The U.S. Environmental Protection Agency released on Wednesday the results of the Bio-Response Operational Testing and Evaluation project, a multi-year project to evaluate the most effective biological decontaminants.

The project was run by the EPA, along with federal partners, and was established to help create effective emergency response plans in the event of national chemical, radiological and biological emergencies. The project took various decontamination techniques and tested their efficacy during real-life situations.
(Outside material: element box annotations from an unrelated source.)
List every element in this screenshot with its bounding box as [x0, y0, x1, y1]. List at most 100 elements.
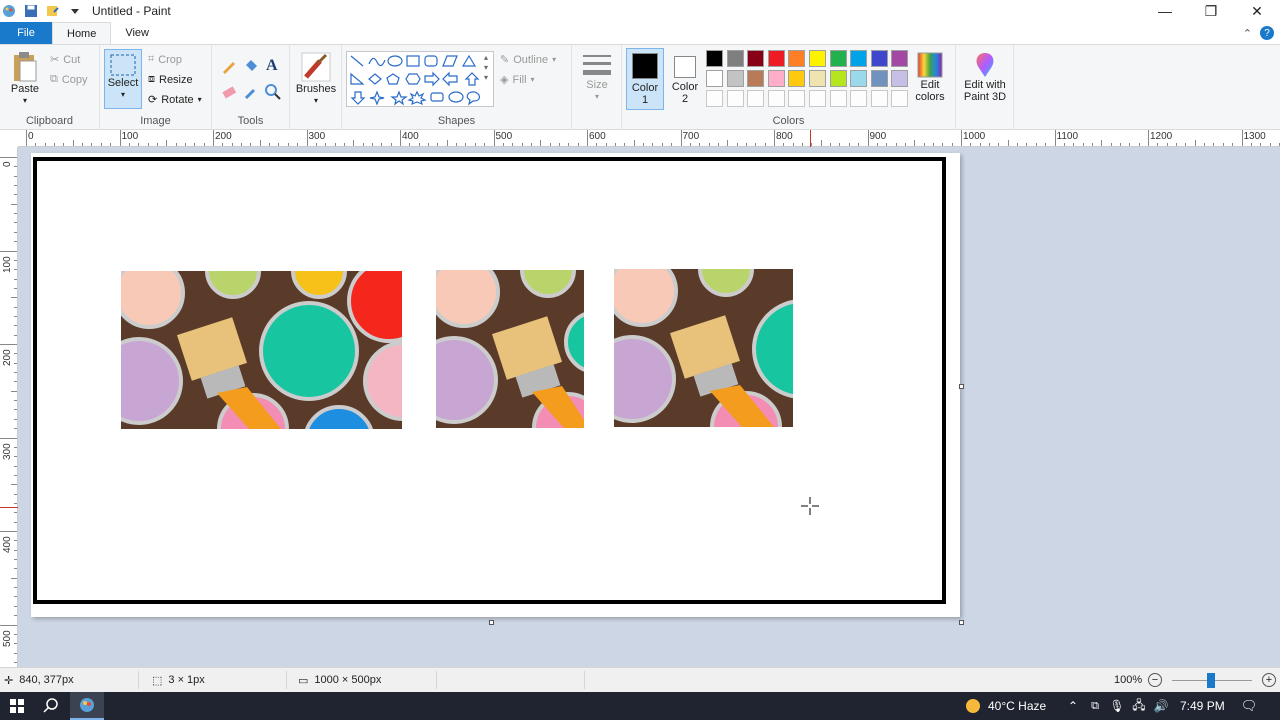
custom-color-slot[interactable] — [850, 90, 868, 107]
text-tool-icon[interactable]: A — [266, 57, 278, 75]
scissors-icon: ✂ — [50, 54, 60, 66]
color-picker-icon[interactable] — [242, 83, 260, 101]
ruler-tick — [14, 559, 17, 561]
palette-swatch[interactable] — [767, 50, 785, 67]
help-icon[interactable]: ? — [1260, 26, 1274, 40]
ruler-tick — [0, 531, 17, 532]
edit-with-paint3d-button[interactable]: Edit with Paint 3D — [958, 51, 1012, 103]
palette-swatch[interactable] — [809, 50, 826, 67]
custom-color-slot[interactable] — [809, 90, 826, 107]
image-size: ▭ 1000 × 500px — [298, 674, 381, 687]
tab-home[interactable]: Home — [52, 22, 112, 44]
custom-color-slot[interactable] — [891, 90, 909, 107]
color1-button[interactable]: Color 1 — [626, 48, 664, 110]
custom-color-slot[interactable] — [788, 90, 806, 107]
palette-swatch[interactable] — [870, 50, 888, 67]
undo-icon[interactable] — [46, 4, 60, 18]
palette-swatch[interactable] — [829, 70, 847, 87]
tab-file[interactable]: File — [0, 22, 52, 44]
tab-view[interactable]: View — [111, 22, 163, 44]
collapse-ribbon-icon[interactable]: ⌃ — [1243, 27, 1252, 40]
volume-icon[interactable]: 🔊 — [1152, 692, 1170, 720]
select-button[interactable]: Select ▾ — [104, 49, 142, 109]
search-button[interactable] — [36, 692, 66, 720]
ruler-tick — [14, 568, 17, 570]
taskbar-paint-app[interactable] — [70, 692, 104, 720]
network-icon[interactable]: 🖧 — [1130, 692, 1148, 720]
palette-swatch[interactable] — [788, 70, 806, 87]
minimize-button[interactable]: — — [1142, 0, 1188, 22]
crop-button[interactable]: ⌗ Crop — [148, 53, 182, 66]
custom-color-slot[interactable] — [870, 90, 888, 107]
color2-button[interactable]: Color 2 — [668, 48, 702, 110]
palette-swatch[interactable] — [850, 70, 868, 87]
clipboard-group: Paste ▾ ✂ Cut ⧉ Copy Clipboard — [0, 45, 100, 130]
custom-color-slot[interactable] — [829, 90, 847, 107]
windows-logo-icon — [10, 699, 24, 713]
palette-swatch[interactable] — [829, 50, 847, 67]
close-button[interactable]: ✕ — [1234, 0, 1280, 22]
clock-time[interactable]: 7:49 PM — [1180, 692, 1225, 720]
save-icon[interactable] — [24, 4, 38, 18]
eraser-icon[interactable] — [220, 83, 238, 101]
palette-swatch[interactable] — [747, 50, 765, 67]
custom-color-slot[interactable] — [726, 90, 744, 107]
pencil-icon[interactable] — [220, 57, 238, 75]
edit-colors-button[interactable]: Edit colors — [910, 51, 950, 103]
restore-button[interactable]: ❐ — [1188, 0, 1234, 22]
magnifier-icon[interactable] — [264, 83, 282, 101]
customize-quick-access-icon[interactable] — [68, 4, 82, 18]
outline-button[interactable]: ✎ Outline ▾ — [500, 53, 556, 67]
custom-color-slot[interactable] — [747, 90, 765, 107]
ruler-tick — [736, 143, 738, 146]
zoom-in-button[interactable]: + — [1262, 673, 1276, 687]
palette-swatch[interactable] — [870, 70, 888, 87]
resize-handle-right[interactable] — [959, 384, 964, 389]
paste-button[interactable]: Paste ▾ — [8, 51, 42, 107]
microphone-icon[interactable]: 🎙 — [1108, 692, 1126, 720]
palette-swatch[interactable] — [850, 50, 868, 67]
windows-taskbar: 40°C Haze ⌃ ⧉ 🎙 🖧 🔊 7:49 PM 🗨 — [0, 692, 1280, 720]
ruler-tick — [14, 409, 17, 411]
zoom-out-button[interactable]: − — [1148, 673, 1162, 687]
palette-swatch[interactable] — [767, 70, 785, 87]
custom-color-slot[interactable] — [767, 90, 785, 107]
ruler-tick — [932, 143, 934, 146]
meet-now-icon[interactable]: ⧉ — [1086, 692, 1104, 720]
shapes-gallery[interactable] — [346, 51, 494, 107]
move-icon: ✛ — [4, 674, 14, 687]
fill-bucket-icon[interactable] — [242, 57, 260, 75]
shapes-scroll[interactable]: ▴ ▾ ▾ — [484, 53, 488, 83]
ruler-tick — [1260, 143, 1262, 146]
palette-swatch[interactable] — [891, 70, 909, 87]
ruler-tick — [549, 143, 551, 146]
fill-button[interactable]: ◈ Fill ▾ — [500, 73, 535, 87]
zoom-slider-thumb[interactable] — [1207, 673, 1215, 688]
palette-swatch[interactable] — [809, 70, 826, 87]
drawing-canvas[interactable] — [31, 153, 960, 617]
notifications-icon[interactable]: 🗨 — [1238, 692, 1260, 720]
cut-button[interactable]: ✂ Cut — [50, 53, 80, 67]
palette-swatch[interactable] — [726, 70, 744, 87]
resize-button[interactable]: ⧈ Resize — [148, 73, 193, 86]
size-button[interactable]: Size ▾ — [578, 53, 616, 103]
resize-handle-bottom[interactable] — [489, 620, 494, 625]
chevron-up-icon[interactable]: ⌃ — [1064, 692, 1082, 720]
ruler-tick — [1157, 143, 1159, 146]
palette-swatch[interactable] — [706, 70, 723, 87]
palette-swatch[interactable] — [891, 50, 909, 67]
resize-handle-corner[interactable] — [959, 620, 964, 625]
palette-swatch[interactable] — [706, 50, 723, 67]
brushes-button[interactable]: Brushes ▾ — [294, 51, 338, 107]
rotate-button[interactable]: ⟳ Rotate ▾ — [148, 93, 202, 107]
start-button[interactable] — [0, 692, 34, 720]
weather-icon[interactable] — [962, 692, 984, 720]
custom-color-slot[interactable] — [706, 90, 723, 107]
weather-text[interactable]: 40°C Haze — [988, 692, 1046, 720]
copy-button[interactable]: ⧉ Copy — [50, 73, 88, 86]
ruler-tick — [14, 213, 17, 215]
paint-cans-image-1 — [121, 271, 402, 429]
palette-swatch[interactable] — [726, 50, 744, 67]
palette-swatch[interactable] — [788, 50, 806, 67]
palette-swatch[interactable] — [747, 70, 765, 87]
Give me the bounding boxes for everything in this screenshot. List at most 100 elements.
"The information gained from this project gives communities tested decontamination methods and real world guidance to inform future response efforts," Acting Assistant Administrator of EPA's Office of Research and Development Lek Kadeli said. "Results of this collaborative research effort [are] helping make the United States and our communities more secure, better prepared, and increasingly resilient."

The BOTE study observed the effectiveness, cost and associated clean-up costs of each decontamination method to determine the best methods to use in the event of a chemical, biological or radiological emergency. The study recruited more than 300 participants, including representatives from the National Guard Civil Support Teams and various on-scene coordinators from around the U.S.

The findings have already been incorporated into national decontamination guides, including decontamination procedures that were used during the 2013 ricin incidents. The results of the study will be used by a number of national response teams, including waste managers, on-scene coordinators and state and local leaders.